Cuando Jesucristo empujó la puerta, usted dormía. Miento, hacía como qué. De puro empeñoso, para olvidar penas.
Bajito, con los jeans raídos y el poncho gris, más bien morocho y melenudo pero canchero: Jesucristo. Usted, del susto pegó un salto hasta el techo.
Y Jesucristo le dijo: —Yo soy...
—Ya sé, Maestro —cortó usted espabilándose, algo más sereno.
Más sereno y balbuceante le ofreció una silla, la cara chorreando agua tras haber hundido la cabeza en el lavabo mugroso. Así, medio abotagado y en calzoncillos, usted daría lástima, se dijo.
Jesucristo no pensó igual. Pensó: —Este tipo es una mierda.
Esa noche se quedó a comer con usted. A la suerte de la olla y aguantando estoicamente el magro arroz con un huevo quemado (peor habrá sido aguantar el via crucis y los clavos, allí colgante mientras todo el cuerpecito se rasgaba contra el madero).
Con los días El Ungido habrá alquilado su propia pieza en el hotelucho. Con el pecho fornido al aire, ascendía cada mañana por la escalerita hacia la tarima donde el baño, que más parecía una ratonera, y la ducha.
Jesús traía a cada personaje: encerrados por horas, a través del ventanuco se lo veía hablarles con gestos circulares y persuasivos.
—Don Jesús, no le conviene juntarse con esa gente; no sabe de qué son capaces. ¿Y eso de andar de aquí para allá meta cervezas con el inspector de la Impositiva, ese que los bolicheros sacaron corriendo a patadas?
Cristo sonríe. Está un poco harto de usted.
—Recuerda, hijo, que si no me convertí en un filisteo o un rabino más, fue por haber escogido a los míos entre el populacho, y así el odiado recaudador de impuestos Mateo, y aquel otro Simeón a quien coseché de la secta de los fanáticos, y el Buen Ladrón por quien también morí.
Usted, con la boca abierta.
Esto sí, piensa, que es gastar pólvora en chimangos.
Otro día, un memorable día, cayó por allí María Magdalena, pelirroja, tan hermosa como quiera imaginarla.
El abordaje no fue fácil: horas de hablarle como por casualidad cuando el Maestro iba a hacer trámites y amistades equívocas al Once.
—Perdón doña María, pero le quiero pedir...
—María Magdalena, que María es única y la Madre.
—¿No le sobraría algo de azúcar, y si gusta acompañarme con un café sería un honor?
—El azúcar ya enseguida; para lo otro, encantada cuando El Redentor esté de regreso. Me inquieta la tardanza.
—Caray ¿no lo habrán enchufado en la cárcel los romanos?
(Romanos, lo que se dice romanos, sólo los tanos de la piecita del fondo, pero usted se dejó arrastrar por un comprensible lapsus. Por ahí lo traicionó el subconsciente, las ganas de que el Pantokrator fuera hecho prisionero o crucificado y la Magda le llorara el hombro. Y usted la abriera muy despacito, desde las nalgas hasta el pelo llameante).
Fíjese que no.
Fíjese que venir a producirse la Vuelta del Salvador justo cuando usted se le arrimaba a la Magdalena y la agarraba de un codo y empezaba a insinuarla disimuladamente para la pieza. Y ella se le retobó: —Te has confundido conmigo, infeliz, ¿tienes idea de a cuánto alcanza la pasión de Nuestro Señor, de mi marido ante los hombres, Ese que viene allí?

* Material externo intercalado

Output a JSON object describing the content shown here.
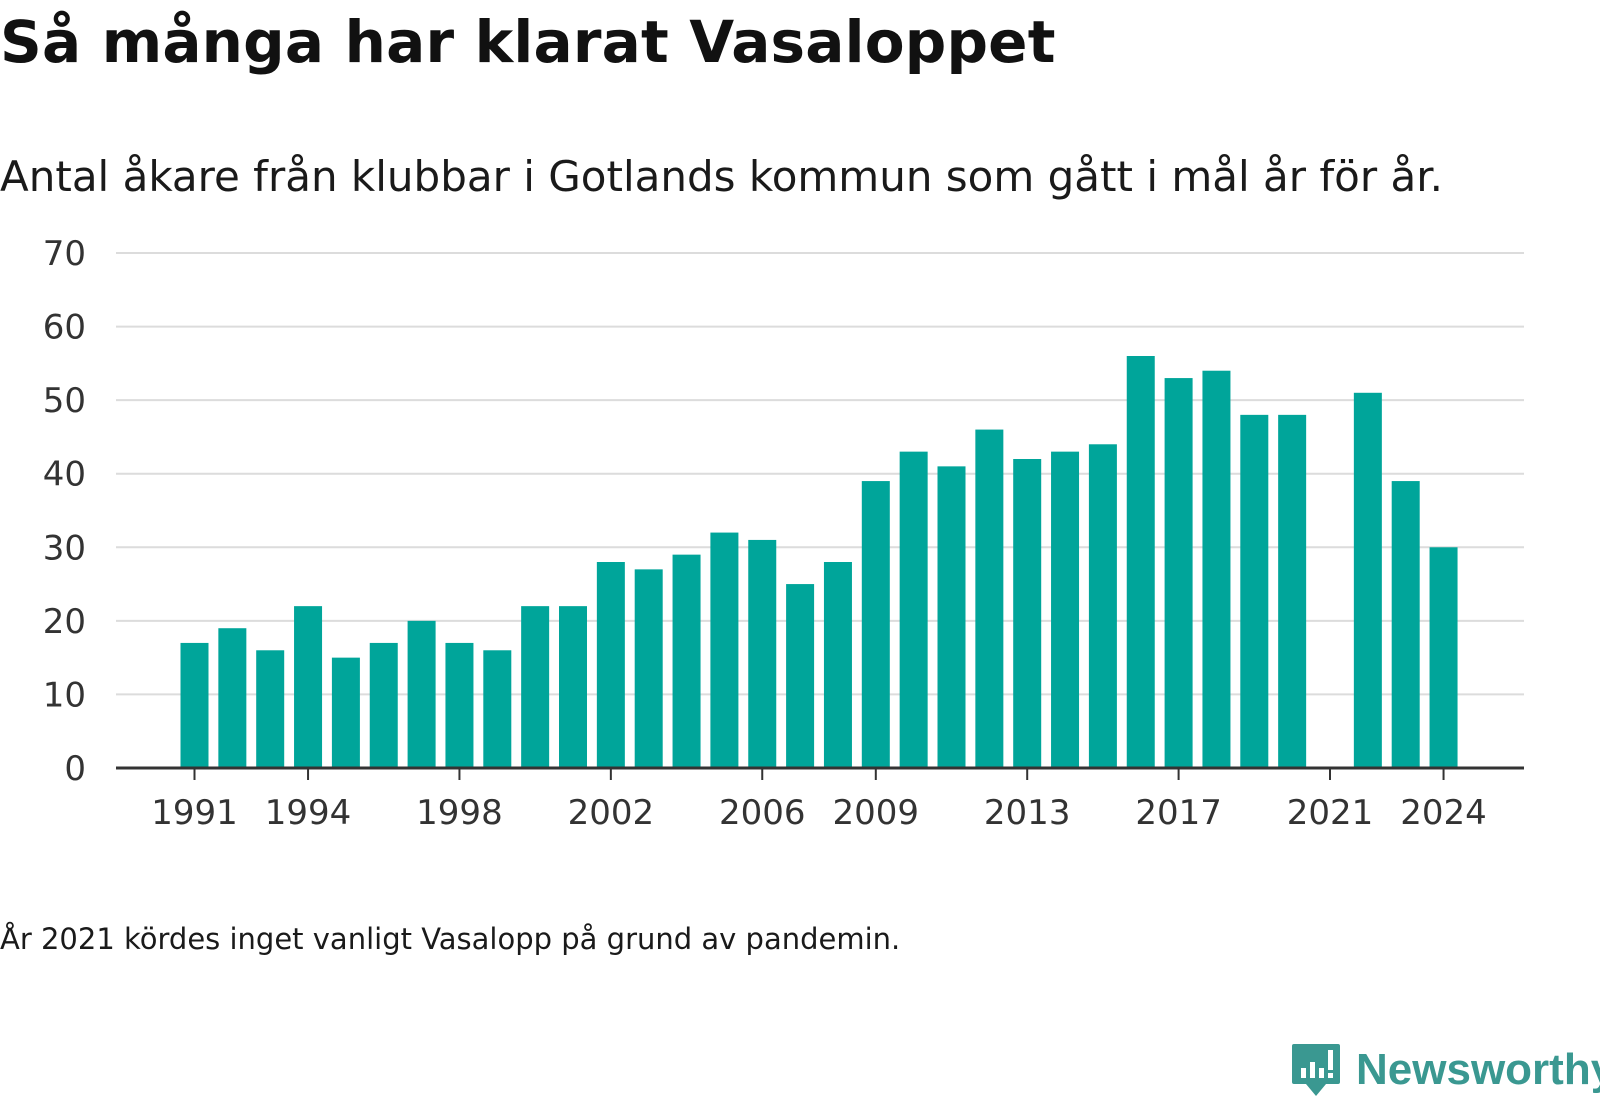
{
  "title": "Så många har klarat Vasaloppet",
  "subtitle": "Antal åkare från klubbar i Gotlands kommun som gått i mål år för år.",
  "footnote": "År 2021 kördes inget vanligt Vasalopp på grund av pandemin.",
  "brand": {
    "name": "Newsworthy",
    "icon": "newsworthy-logo-icon",
    "color": "#3a9891"
  },
  "colors": {
    "bar": "#00a59a",
    "grid": "#dcdcdc",
    "axis": "#333333"
  },
  "chart_data": {
    "type": "bar",
    "x": [
      1991,
      1992,
      1993,
      1994,
      1995,
      1996,
      1997,
      1998,
      1999,
      2000,
      2001,
      2002,
      2003,
      2004,
      2005,
      2006,
      2007,
      2008,
      2009,
      2010,
      2011,
      2012,
      2013,
      2014,
      2015,
      2016,
      2017,
      2018,
      2019,
      2020,
      2021,
      2022,
      2023,
      2024
    ],
    "values": [
      17,
      19,
      16,
      22,
      15,
      17,
      20,
      17,
      16,
      22,
      22,
      28,
      27,
      29,
      32,
      31,
      25,
      28,
      39,
      43,
      41,
      46,
      42,
      43,
      44,
      56,
      53,
      54,
      48,
      48,
      null,
      51,
      39,
      30
    ],
    "x_ticks": [
      "1991",
      "1994",
      "1998",
      "2002",
      "2006",
      "2009",
      "2013",
      "2017",
      "2021",
      "2024"
    ],
    "y_ticks": [
      "0",
      "10",
      "20",
      "30",
      "40",
      "50",
      "60",
      "70"
    ],
    "ylim": [
      0,
      70
    ],
    "grid": true,
    "xlabel": "",
    "ylabel": ""
  }
}
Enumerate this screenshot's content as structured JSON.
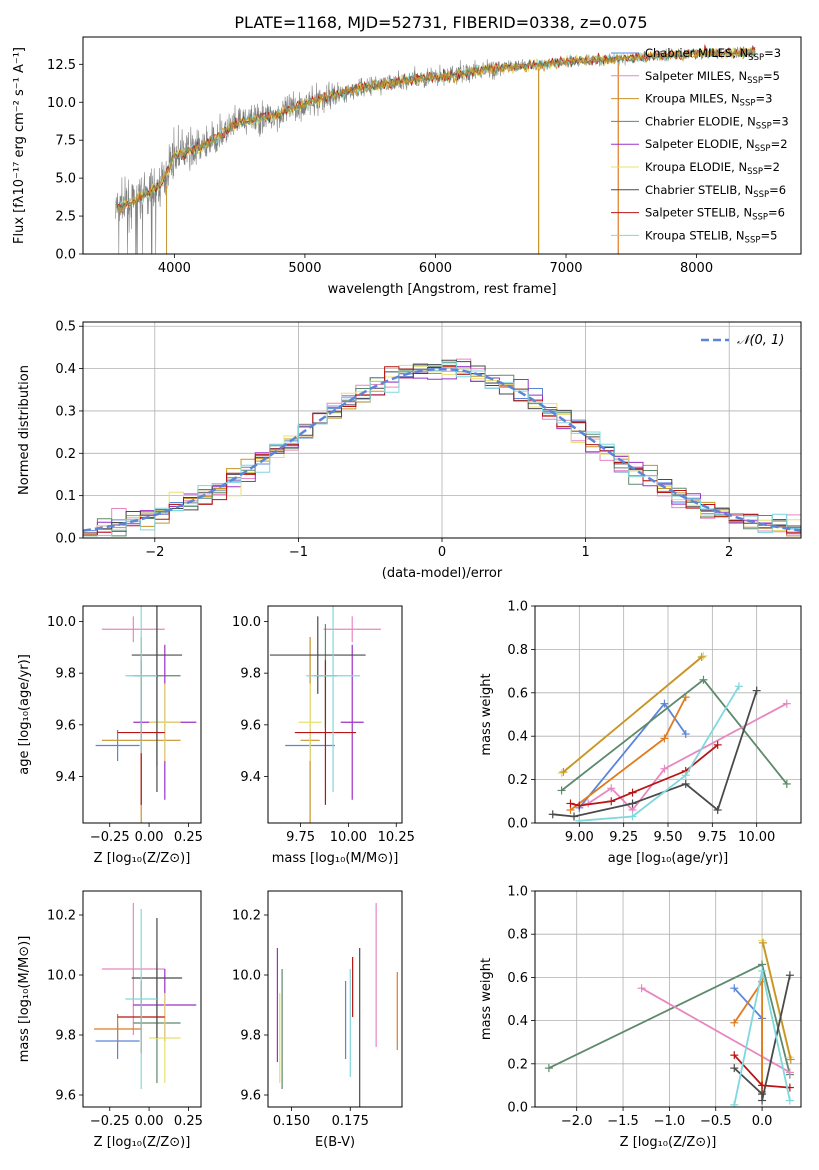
{
  "figure_title": "PLATE=1168, MJD=52731, FIBERID=0338, z=0.075",
  "colors": {
    "chabrier_miles": "#5b86d8",
    "salpeter_miles": "#e787c1",
    "kroupa_miles": "#c8932a",
    "chabrier_elodie": "#5d8a6c",
    "salpeter_elodie": "#9b30c6",
    "kroupa_elodie": "#e8e06e",
    "chabrier_stelib": "#4a4a4a",
    "salpeter_stelib": "#b81414",
    "kroupa_stelib": "#7fd8de",
    "orange": "#e07b20",
    "observed": "#808080"
  },
  "chart_data": [
    {
      "id": "spectrum",
      "type": "line",
      "xlabel": "wavelength [Angstrom, rest frame]",
      "ylabel": "Flux [fλ10⁻¹⁷ erg cm⁻² s⁻¹ A⁻¹]",
      "xlim": [
        3300,
        8800
      ],
      "ylim": [
        0,
        14.3
      ],
      "xticks": [
        4000,
        5000,
        6000,
        7000,
        8000
      ],
      "yticks": [
        0.0,
        2.5,
        5.0,
        7.5,
        10.0,
        12.5
      ],
      "grid": false,
      "legend_position": "right",
      "observed_trend": {
        "x": [
          3550,
          3700,
          3900,
          4000,
          4200,
          4500,
          4800,
          5000,
          5300,
          5600,
          5900,
          6100,
          6400,
          6700,
          7000,
          7300,
          7600,
          8000,
          8400
        ],
        "y": [
          3.0,
          3.5,
          4.6,
          6.5,
          7.0,
          8.7,
          9.2,
          9.9,
          10.7,
          11.2,
          11.6,
          11.7,
          12.2,
          12.4,
          12.7,
          12.8,
          13.0,
          13.2,
          13.3
        ]
      },
      "legend": [
        {
          "label": "Chabrier MILES, N",
          "sub": "SSP",
          "value": "=3",
          "color_key": "chabrier_miles"
        },
        {
          "label": "Salpeter MILES, N",
          "sub": "SSP",
          "value": "=5",
          "color_key": "salpeter_miles"
        },
        {
          "label": "Kroupa MILES, N",
          "sub": "SSP",
          "value": "=3",
          "color_key": "kroupa_miles"
        },
        {
          "label": "Chabrier ELODIE, N",
          "sub": "SSP",
          "value": "=3",
          "color_key": "chabrier_elodie"
        },
        {
          "label": "Salpeter ELODIE, N",
          "sub": "SSP",
          "value": "=2",
          "color_key": "salpeter_elodie"
        },
        {
          "label": "Kroupa ELODIE, N",
          "sub": "SSP",
          "value": "=2",
          "color_key": "kroupa_elodie"
        },
        {
          "label": "Chabrier STELIB, N",
          "sub": "SSP",
          "value": "=6",
          "color_key": "chabrier_stelib"
        },
        {
          "label": "Salpeter STELIB, N",
          "sub": "SSP",
          "value": "=6",
          "color_key": "salpeter_stelib"
        },
        {
          "label": "Kroupa STELIB, N",
          "sub": "SSP",
          "value": "=5",
          "color_key": "kroupa_stelib"
        }
      ]
    },
    {
      "id": "residuals",
      "type": "line",
      "xlabel": "(data-model)/error",
      "ylabel": "Normed distribution",
      "xlim": [
        -2.5,
        2.5
      ],
      "ylim": [
        0,
        0.51
      ],
      "xticks": [
        -2,
        -1,
        0,
        1,
        2
      ],
      "yticks": [
        0.0,
        0.1,
        0.2,
        0.3,
        0.4,
        0.5
      ],
      "grid": true,
      "legend_position": "top-right",
      "legend": [
        {
          "label": "𝒩(0, 1)",
          "color_key": "chabrier_miles"
        }
      ],
      "bin_width": 0.1,
      "bin_start": -2.5
    },
    {
      "id": "age_vs_Z",
      "type": "scatter",
      "xlabel": "Z [log₁₀(Z/Z⊙)]",
      "ylabel": "age  [log₁₀(age/yr)]",
      "xlim": [
        -0.42,
        0.33
      ],
      "ylim": [
        9.22,
        10.06
      ],
      "xticks": [
        -0.25,
        0.0,
        0.25
      ],
      "xticklabels": [
        "−0.25",
        "0.00",
        "0.25"
      ],
      "yticks": [
        9.4,
        9.6,
        9.8,
        10.0
      ],
      "grid": false,
      "points": [
        {
          "x": -0.2,
          "xerr": 0.14,
          "y": 9.52,
          "yerr": 0.06,
          "color_key": "chabrier_miles"
        },
        {
          "x": -0.1,
          "xerr": 0.2,
          "y": 9.97,
          "yerr": 0.05,
          "color_key": "salpeter_miles"
        },
        {
          "x": -0.05,
          "xerr": 0.25,
          "y": 9.54,
          "yerr": 0.4,
          "color_key": "kroupa_miles"
        },
        {
          "x": 0.05,
          "xerr": 0.15,
          "y": 9.79,
          "yerr": 0.35,
          "color_key": "chabrier_elodie"
        },
        {
          "x": 0.1,
          "xerr": 0.2,
          "y": 9.61,
          "yerr": 0.3,
          "color_key": "salpeter_elodie"
        },
        {
          "x": 0.1,
          "xerr": 0.1,
          "y": 9.61,
          "yerr": 0.15,
          "color_key": "kroupa_elodie"
        },
        {
          "x": 0.05,
          "xerr": 0.16,
          "y": 9.87,
          "yerr": 0.53,
          "color_key": "chabrier_stelib"
        },
        {
          "x": -0.05,
          "xerr": 0.15,
          "y": 9.57,
          "yerr": 0.28,
          "color_key": "salpeter_stelib"
        },
        {
          "x": -0.05,
          "xerr": 0.1,
          "y": 9.79,
          "yerr": 0.3,
          "color_key": "kroupa_stelib"
        }
      ]
    },
    {
      "id": "age_vs_mass",
      "type": "scatter",
      "xlabel": "mass [log₁₀(M/M⊙)]",
      "ylabel": "",
      "xlim": [
        9.58,
        10.28
      ],
      "ylim": [
        9.22,
        10.06
      ],
      "xticks": [
        9.75,
        10.0,
        10.25
      ],
      "xticklabels": [
        "9.75",
        "10.00",
        "10.25"
      ],
      "yticks": [
        9.4,
        9.6,
        9.8,
        10.0
      ],
      "grid": false,
      "points": [
        {
          "x": 9.8,
          "xerr": 0.13,
          "y": 9.52,
          "yerr": 0.06,
          "color_key": "chabrier_miles"
        },
        {
          "x": 10.02,
          "xerr": 0.15,
          "y": 9.97,
          "yerr": 0.05,
          "color_key": "salpeter_miles"
        },
        {
          "x": 9.8,
          "xerr": 0.05,
          "y": 9.54,
          "yerr": 0.4,
          "color_key": "kroupa_miles"
        },
        {
          "x": 9.88,
          "xerr": 0.06,
          "y": 9.79,
          "yerr": 0.2,
          "color_key": "chabrier_elodie"
        },
        {
          "x": 10.02,
          "xerr": 0.06,
          "y": 9.61,
          "yerr": 0.3,
          "color_key": "salpeter_elodie"
        },
        {
          "x": 9.8,
          "xerr": 0.06,
          "y": 9.61,
          "yerr": 0.15,
          "color_key": "kroupa_elodie"
        },
        {
          "x": 9.84,
          "xerr": 0.25,
          "y": 9.87,
          "yerr": 0.15,
          "color_key": "chabrier_stelib"
        },
        {
          "x": 9.88,
          "xerr": 0.16,
          "y": 9.57,
          "yerr": 0.28,
          "color_key": "salpeter_stelib"
        },
        {
          "x": 9.92,
          "xerr": 0.14,
          "y": 9.79,
          "yerr": 0.45,
          "color_key": "kroupa_stelib"
        }
      ]
    },
    {
      "id": "weight_vs_age",
      "type": "line",
      "xlabel": "age  [log₁₀(age/yr)]",
      "ylabel": "mass weight",
      "xlim": [
        8.75,
        10.25
      ],
      "ylim": [
        0,
        1.0
      ],
      "xticks": [
        9.0,
        9.25,
        9.5,
        9.75,
        10.0
      ],
      "xticklabels": [
        "9.00",
        "9.25",
        "9.50",
        "9.75",
        "10.00"
      ],
      "yticks": [
        0.0,
        0.2,
        0.4,
        0.6,
        0.8,
        1.0
      ],
      "grid": true,
      "series": [
        {
          "color_key": "chabrier_miles",
          "x": [
            9.0,
            9.48,
            9.6
          ],
          "y": [
            0.07,
            0.55,
            0.41
          ]
        },
        {
          "color_key": "orange",
          "x": [
            8.95,
            9.48,
            9.6
          ],
          "y": [
            0.06,
            0.39,
            0.58
          ]
        },
        {
          "color_key": "kroupa_elodie",
          "x": [
            8.9,
            9.7
          ],
          "y": [
            0.23,
            0.77
          ]
        },
        {
          "color_key": "kroupa_miles",
          "x": [
            8.91,
            9.69
          ],
          "y": [
            0.235,
            0.765
          ]
        },
        {
          "color_key": "chabrier_elodie",
          "x": [
            8.9,
            9.7,
            10.17
          ],
          "y": [
            0.15,
            0.66,
            0.18
          ]
        },
        {
          "color_key": "salpeter_miles",
          "x": [
            9.05,
            9.18,
            9.3,
            9.48,
            10.17
          ],
          "y": [
            0.09,
            0.16,
            0.06,
            0.25,
            0.55
          ]
        },
        {
          "color_key": "chabrier_stelib",
          "x": [
            8.85,
            8.97,
            9.3,
            9.6,
            9.78,
            10.0
          ],
          "y": [
            0.04,
            0.03,
            0.09,
            0.18,
            0.06,
            0.61
          ]
        },
        {
          "color_key": "salpeter_stelib",
          "x": [
            8.95,
            9.0,
            9.18,
            9.3,
            9.6,
            9.78
          ],
          "y": [
            0.09,
            0.08,
            0.1,
            0.14,
            0.24,
            0.36
          ]
        },
        {
          "color_key": "kroupa_stelib",
          "x": [
            9.0,
            9.3,
            9.6,
            9.9
          ],
          "y": [
            0.01,
            0.03,
            0.22,
            0.63
          ]
        }
      ]
    },
    {
      "id": "mass_vs_Z",
      "type": "scatter",
      "xlabel": "Z [log₁₀(Z/Z⊙)]",
      "ylabel": "mass [log₁₀(M/M⊙)]",
      "xlim": [
        -0.42,
        0.33
      ],
      "ylim": [
        9.56,
        10.28
      ],
      "xticks": [
        -0.25,
        0.0,
        0.25
      ],
      "xticklabels": [
        "−0.25",
        "0.00",
        "0.25"
      ],
      "yticks": [
        9.6,
        9.8,
        10.0,
        10.2
      ],
      "grid": false,
      "points": [
        {
          "x": -0.2,
          "xerr": 0.14,
          "y": 9.78,
          "yerr": 0.06,
          "color_key": "chabrier_miles"
        },
        {
          "x": -0.1,
          "xerr": 0.2,
          "y": 10.02,
          "yerr": 0.22,
          "color_key": "salpeter_miles"
        },
        {
          "x": -0.2,
          "xerr": 0.15,
          "y": 9.82,
          "yerr": 0.05,
          "color_key": "orange"
        },
        {
          "x": 0.05,
          "xerr": 0.15,
          "y": 9.84,
          "yerr": 0.2,
          "color_key": "chabrier_elodie"
        },
        {
          "x": 0.1,
          "xerr": 0.2,
          "y": 9.9,
          "yerr": 0.12,
          "color_key": "salpeter_elodie"
        },
        {
          "x": 0.1,
          "xerr": 0.1,
          "y": 9.79,
          "yerr": 0.15,
          "color_key": "kroupa_elodie"
        },
        {
          "x": 0.05,
          "xerr": 0.16,
          "y": 9.99,
          "yerr": 0.2,
          "color_key": "chabrier_stelib"
        },
        {
          "x": -0.05,
          "xerr": 0.15,
          "y": 9.86,
          "yerr": 0.12,
          "color_key": "salpeter_stelib"
        },
        {
          "x": -0.05,
          "xerr": 0.1,
          "y": 9.92,
          "yerr": 0.3,
          "color_key": "kroupa_stelib"
        }
      ]
    },
    {
      "id": "mass_vs_ebv",
      "type": "scatter",
      "xlabel": "E(B-V)",
      "ylabel": "",
      "xlim": [
        0.14,
        0.197
      ],
      "ylim": [
        9.56,
        10.28
      ],
      "xticks": [
        0.15,
        0.175
      ],
      "xticklabels": [
        "0.150",
        "0.175"
      ],
      "yticks": [
        9.6,
        9.8,
        10.0,
        10.2
      ],
      "grid": false,
      "points": [
        {
          "x": 0.173,
          "y": 9.85,
          "yerr": 0.13,
          "color_key": "chabrier_miles"
        },
        {
          "x": 0.186,
          "y": 10.0,
          "yerr": 0.24,
          "color_key": "salpeter_miles"
        },
        {
          "x": 0.195,
          "y": 9.88,
          "yerr": 0.13,
          "color_key": "orange"
        },
        {
          "x": 0.146,
          "y": 9.82,
          "yerr": 0.2,
          "color_key": "chabrier_elodie"
        },
        {
          "x": 0.144,
          "y": 9.9,
          "yerr": 0.19,
          "color_key": "salpeter_elodie"
        },
        {
          "x": 0.145,
          "y": 9.79,
          "yerr": 0.15,
          "color_key": "kroupa_elodie"
        },
        {
          "x": 0.179,
          "y": 9.82,
          "yerr": 0.27,
          "color_key": "chabrier_stelib"
        },
        {
          "x": 0.176,
          "y": 9.96,
          "yerr": 0.1,
          "color_key": "salpeter_stelib"
        },
        {
          "x": 0.175,
          "y": 9.84,
          "yerr": 0.18,
          "color_key": "kroupa_stelib"
        }
      ]
    },
    {
      "id": "weight_vs_Z",
      "type": "line",
      "xlabel": "Z [log₁₀(Z/Z⊙)]",
      "ylabel": "mass weight",
      "xlim": [
        -2.45,
        0.42
      ],
      "ylim": [
        0,
        1.0
      ],
      "xticks": [
        -2.0,
        -1.5,
        -1.0,
        -0.5,
        0.0
      ],
      "xticklabels": [
        "−2.0",
        "−1.5",
        "−1.0",
        "−0.5",
        "0.0"
      ],
      "yticks": [
        0.0,
        0.2,
        0.4,
        0.6,
        0.8,
        1.0
      ],
      "grid": true,
      "series": [
        {
          "color_key": "chabrier_elodie",
          "x": [
            -2.3,
            0.0,
            0.3
          ],
          "y": [
            0.18,
            0.66,
            0.15
          ]
        },
        {
          "color_key": "salpeter_miles",
          "x": [
            -1.3,
            0.3
          ],
          "y": [
            0.55,
            0.16
          ]
        },
        {
          "color_key": "kroupa_elodie",
          "x": [
            0.0,
            0.3
          ],
          "y": [
            0.77,
            0.23
          ]
        },
        {
          "color_key": "kroupa_miles",
          "x": [
            0.01,
            0.31
          ],
          "y": [
            0.76,
            0.22
          ]
        },
        {
          "color_key": "chabrier_miles",
          "x": [
            -0.3,
            0.0,
            0.0
          ],
          "y": [
            0.55,
            0.41,
            0.07
          ]
        },
        {
          "color_key": "orange",
          "x": [
            -0.3,
            0.0,
            0.0
          ],
          "y": [
            0.39,
            0.58,
            0.06
          ]
        },
        {
          "color_key": "chabrier_stelib",
          "x": [
            -0.3,
            0.0,
            0.0,
            0.3
          ],
          "y": [
            0.18,
            0.06,
            0.03,
            0.61
          ]
        },
        {
          "color_key": "salpeter_stelib",
          "x": [
            -0.3,
            0.0,
            0.3
          ],
          "y": [
            0.24,
            0.1,
            0.09
          ]
        },
        {
          "color_key": "kroupa_stelib",
          "x": [
            -0.3,
            0.0,
            0.3
          ],
          "y": [
            0.01,
            0.63,
            0.03
          ]
        }
      ]
    }
  ]
}
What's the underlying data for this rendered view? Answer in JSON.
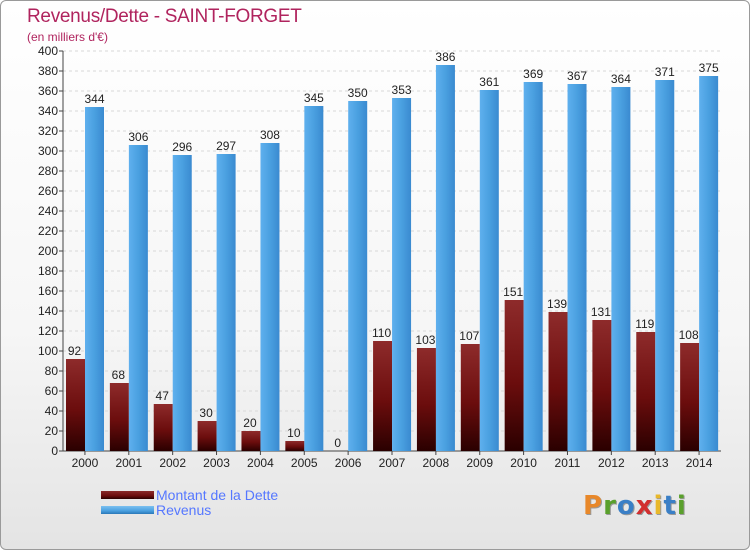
{
  "header": {
    "title": "Revenus/Dette - SAINT-FORGET",
    "subtitle": "(en milliers d'€)"
  },
  "legend": {
    "debt_label": "Montant de la Dette",
    "revenue_label": "Revenus"
  },
  "logo": {
    "letters": [
      "P",
      "r",
      "o",
      "x",
      "i",
      "t",
      "i"
    ],
    "colors": [
      "#e8882a",
      "#5aa02c",
      "#3a7fc6",
      "#d22f2f",
      "#e8b82a",
      "#3a7fc6",
      "#5aa02c"
    ]
  },
  "colors": {
    "debt": "#6b0d0d",
    "revenue": "#4aa0e0",
    "title": "#b0245e",
    "legend_text": "#5577ff"
  },
  "chart_data": {
    "type": "bar",
    "categories": [
      "2000",
      "2001",
      "2002",
      "2003",
      "2004",
      "2005",
      "2006",
      "2007",
      "2008",
      "2009",
      "2010",
      "2011",
      "2012",
      "2013",
      "2014"
    ],
    "series": [
      {
        "name": "Montant de la Dette",
        "values": [
          92,
          68,
          47,
          30,
          20,
          10,
          0,
          110,
          103,
          107,
          151,
          139,
          131,
          119,
          108
        ]
      },
      {
        "name": "Revenus",
        "values": [
          344,
          306,
          296,
          297,
          308,
          345,
          350,
          353,
          386,
          361,
          369,
          367,
          364,
          371,
          375
        ]
      }
    ],
    "ylim": [
      0,
      400
    ],
    "yticks": [
      0,
      20,
      40,
      60,
      80,
      100,
      120,
      140,
      160,
      180,
      200,
      220,
      240,
      260,
      280,
      300,
      320,
      340,
      360,
      380,
      400
    ],
    "grid": true,
    "legend_position": "bottom-left"
  }
}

Usted piensa: —Pero éstos habían sido matrimonio, o será otra de esas parábolas de la Biblia y que el curita Rigoni ni minga, cuando pibe, en las clases de catecismo.
En eso llega, nomás, Jesús. Apoya pesadamente en el piso la bolsa con las redes de pesca, el pan y el vino: —Ya había dicho yo que este hombre era una mierda.
A la mañana siguiente, al tercer canto del gallo se habían esfumado. Dejaron sólo una libretita con signos en sánscrito ¿o arameo?
Usted dice: —Y todo por esa hembra. —Agrega: —Estas putas son todas iguales.
Se lava las manos.
Y hoy, no lo niegue, lo espera todavía con el pretexto de devolverle aquella libreta. Pero déjeme que le desnude la verdad: usted, de nuevo y como siempre, tiene miedo. Entonces, usted deja oír algo como llanto. Vuelca, torpe, el vino.
Y yo le digo: —Hágame el favor. Si El vuelve a esta tierra, me avisa. Porque yo también espero. Y tengo miedo.